WINGS is SET-ting SEL for a Broader Impact

With research clearly revealing that when taught as explicitly as traditional curriculum, such as reading, math and science, social and emotional learning (SEL) increases academic achievement, school attendance, reduces delinquent behavior and nurtures empathy so it should come as no surprise that WINGS kids are taking what they’ve learned back into the classroom.  When that happens a paradigm shift occurs in the relationship between student and teacher.  Students are able to articulate and express thoughts with clarity and with composure. They are more likely to have healthy dialogues with teachers, who are more empathetic and supportive; and likewise.

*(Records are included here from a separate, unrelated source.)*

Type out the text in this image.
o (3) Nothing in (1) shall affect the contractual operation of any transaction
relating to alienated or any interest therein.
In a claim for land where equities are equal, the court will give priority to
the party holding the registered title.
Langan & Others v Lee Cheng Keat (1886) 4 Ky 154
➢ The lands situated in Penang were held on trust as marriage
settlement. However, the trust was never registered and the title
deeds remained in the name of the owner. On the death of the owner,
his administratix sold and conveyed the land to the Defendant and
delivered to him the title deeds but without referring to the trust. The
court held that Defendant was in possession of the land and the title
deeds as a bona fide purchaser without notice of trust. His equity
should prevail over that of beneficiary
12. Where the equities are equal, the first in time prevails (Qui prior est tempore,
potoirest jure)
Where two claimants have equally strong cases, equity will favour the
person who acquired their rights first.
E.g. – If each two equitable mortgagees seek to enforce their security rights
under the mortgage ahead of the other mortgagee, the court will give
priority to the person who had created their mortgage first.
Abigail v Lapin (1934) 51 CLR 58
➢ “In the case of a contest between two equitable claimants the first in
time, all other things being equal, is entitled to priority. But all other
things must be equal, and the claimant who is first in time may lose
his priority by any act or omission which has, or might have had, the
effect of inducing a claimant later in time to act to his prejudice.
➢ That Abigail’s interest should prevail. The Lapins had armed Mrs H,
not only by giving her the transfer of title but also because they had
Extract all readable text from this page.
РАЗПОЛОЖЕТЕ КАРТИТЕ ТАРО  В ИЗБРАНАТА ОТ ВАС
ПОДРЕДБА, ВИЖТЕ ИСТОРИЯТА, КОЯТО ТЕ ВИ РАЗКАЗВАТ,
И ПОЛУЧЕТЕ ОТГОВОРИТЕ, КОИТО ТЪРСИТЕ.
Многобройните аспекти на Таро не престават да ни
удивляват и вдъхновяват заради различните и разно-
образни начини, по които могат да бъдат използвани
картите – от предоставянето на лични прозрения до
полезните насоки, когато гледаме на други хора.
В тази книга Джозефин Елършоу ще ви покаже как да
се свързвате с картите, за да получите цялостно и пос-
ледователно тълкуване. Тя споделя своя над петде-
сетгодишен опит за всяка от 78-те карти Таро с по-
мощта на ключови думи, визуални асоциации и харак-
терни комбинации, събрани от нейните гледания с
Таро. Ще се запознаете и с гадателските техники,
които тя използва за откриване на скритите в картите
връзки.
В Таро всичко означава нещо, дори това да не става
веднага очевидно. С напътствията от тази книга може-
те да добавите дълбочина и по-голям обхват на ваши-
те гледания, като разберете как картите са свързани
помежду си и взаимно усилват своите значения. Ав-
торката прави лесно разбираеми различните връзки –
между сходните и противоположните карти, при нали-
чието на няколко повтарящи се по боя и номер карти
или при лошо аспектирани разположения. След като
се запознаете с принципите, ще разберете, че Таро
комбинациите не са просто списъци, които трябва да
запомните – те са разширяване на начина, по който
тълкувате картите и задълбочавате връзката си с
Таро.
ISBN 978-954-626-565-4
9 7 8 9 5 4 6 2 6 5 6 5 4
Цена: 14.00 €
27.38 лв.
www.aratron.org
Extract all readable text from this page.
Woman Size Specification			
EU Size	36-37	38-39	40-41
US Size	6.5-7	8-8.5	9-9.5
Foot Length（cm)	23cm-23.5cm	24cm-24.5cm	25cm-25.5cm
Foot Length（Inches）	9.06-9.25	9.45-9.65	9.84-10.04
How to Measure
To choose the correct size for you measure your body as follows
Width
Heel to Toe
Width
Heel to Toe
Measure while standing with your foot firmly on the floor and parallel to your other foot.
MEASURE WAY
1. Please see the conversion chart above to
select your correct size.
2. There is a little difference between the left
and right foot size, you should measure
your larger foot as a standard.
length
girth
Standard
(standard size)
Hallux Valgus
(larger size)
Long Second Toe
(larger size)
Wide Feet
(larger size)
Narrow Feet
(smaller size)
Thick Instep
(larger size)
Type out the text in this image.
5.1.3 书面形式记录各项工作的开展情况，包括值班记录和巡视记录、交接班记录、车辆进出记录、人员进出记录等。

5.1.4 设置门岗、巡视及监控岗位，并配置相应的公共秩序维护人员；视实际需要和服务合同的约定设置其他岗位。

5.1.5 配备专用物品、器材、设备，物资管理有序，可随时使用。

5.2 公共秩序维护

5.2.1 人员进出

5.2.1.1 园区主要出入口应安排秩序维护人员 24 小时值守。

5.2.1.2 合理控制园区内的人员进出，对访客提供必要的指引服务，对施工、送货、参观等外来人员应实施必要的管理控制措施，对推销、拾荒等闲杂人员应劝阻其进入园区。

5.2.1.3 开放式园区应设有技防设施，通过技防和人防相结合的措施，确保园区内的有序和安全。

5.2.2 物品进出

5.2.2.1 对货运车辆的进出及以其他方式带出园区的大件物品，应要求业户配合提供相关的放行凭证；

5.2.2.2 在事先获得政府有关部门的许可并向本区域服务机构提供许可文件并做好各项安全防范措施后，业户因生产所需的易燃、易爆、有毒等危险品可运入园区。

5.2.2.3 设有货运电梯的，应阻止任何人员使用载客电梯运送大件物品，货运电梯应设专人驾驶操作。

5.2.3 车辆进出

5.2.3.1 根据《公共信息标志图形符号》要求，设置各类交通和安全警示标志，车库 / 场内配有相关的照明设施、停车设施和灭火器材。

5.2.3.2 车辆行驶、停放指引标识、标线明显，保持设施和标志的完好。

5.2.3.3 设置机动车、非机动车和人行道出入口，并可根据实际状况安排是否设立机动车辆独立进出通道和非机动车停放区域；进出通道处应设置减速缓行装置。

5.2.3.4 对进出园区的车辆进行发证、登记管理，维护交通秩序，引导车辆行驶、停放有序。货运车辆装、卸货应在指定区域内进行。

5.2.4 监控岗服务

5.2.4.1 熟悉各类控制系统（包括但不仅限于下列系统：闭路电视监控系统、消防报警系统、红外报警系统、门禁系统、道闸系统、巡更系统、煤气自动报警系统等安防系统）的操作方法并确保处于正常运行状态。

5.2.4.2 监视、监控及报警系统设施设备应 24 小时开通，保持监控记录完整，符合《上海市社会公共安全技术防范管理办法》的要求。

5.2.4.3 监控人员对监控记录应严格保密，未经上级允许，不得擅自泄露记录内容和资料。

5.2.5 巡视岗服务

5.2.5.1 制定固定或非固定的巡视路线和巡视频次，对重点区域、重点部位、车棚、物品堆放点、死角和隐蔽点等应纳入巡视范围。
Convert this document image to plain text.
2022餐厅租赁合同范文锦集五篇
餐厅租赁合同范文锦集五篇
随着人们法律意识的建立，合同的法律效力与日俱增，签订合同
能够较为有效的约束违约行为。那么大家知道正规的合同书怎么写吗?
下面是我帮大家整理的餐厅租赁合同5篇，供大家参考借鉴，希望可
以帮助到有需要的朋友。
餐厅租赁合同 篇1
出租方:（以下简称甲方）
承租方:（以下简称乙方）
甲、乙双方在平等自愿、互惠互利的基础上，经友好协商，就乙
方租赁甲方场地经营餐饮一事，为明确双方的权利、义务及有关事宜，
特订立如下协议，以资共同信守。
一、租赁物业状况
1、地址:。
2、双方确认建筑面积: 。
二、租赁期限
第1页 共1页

Perhaps that’s why so many school districts nationwide have adopted some aspect of social and emotional pedagogy as part of their curricula studies.   In fact the Collaborative for Academic Social and Emotional Learning (CASEL), the nation’s leading organization advancing the development of academic, social and emotional competence for all students, is currently working to strategically implement SEL into school culture and curricula in ten states across the nation.  This is particularly important in districts, largely urban, where students traditionally have mistrust of educators, law enforcement and many others due to historical societal messages and/or stereotypes that portray the world as unjust, let alone their own experiences.  This lack of trust and in some cases, respect, multiplies when a child experiences domestic dysfunction, abuse, neglect, homelessness and the like.  This shouldn’t be surprising to any of us.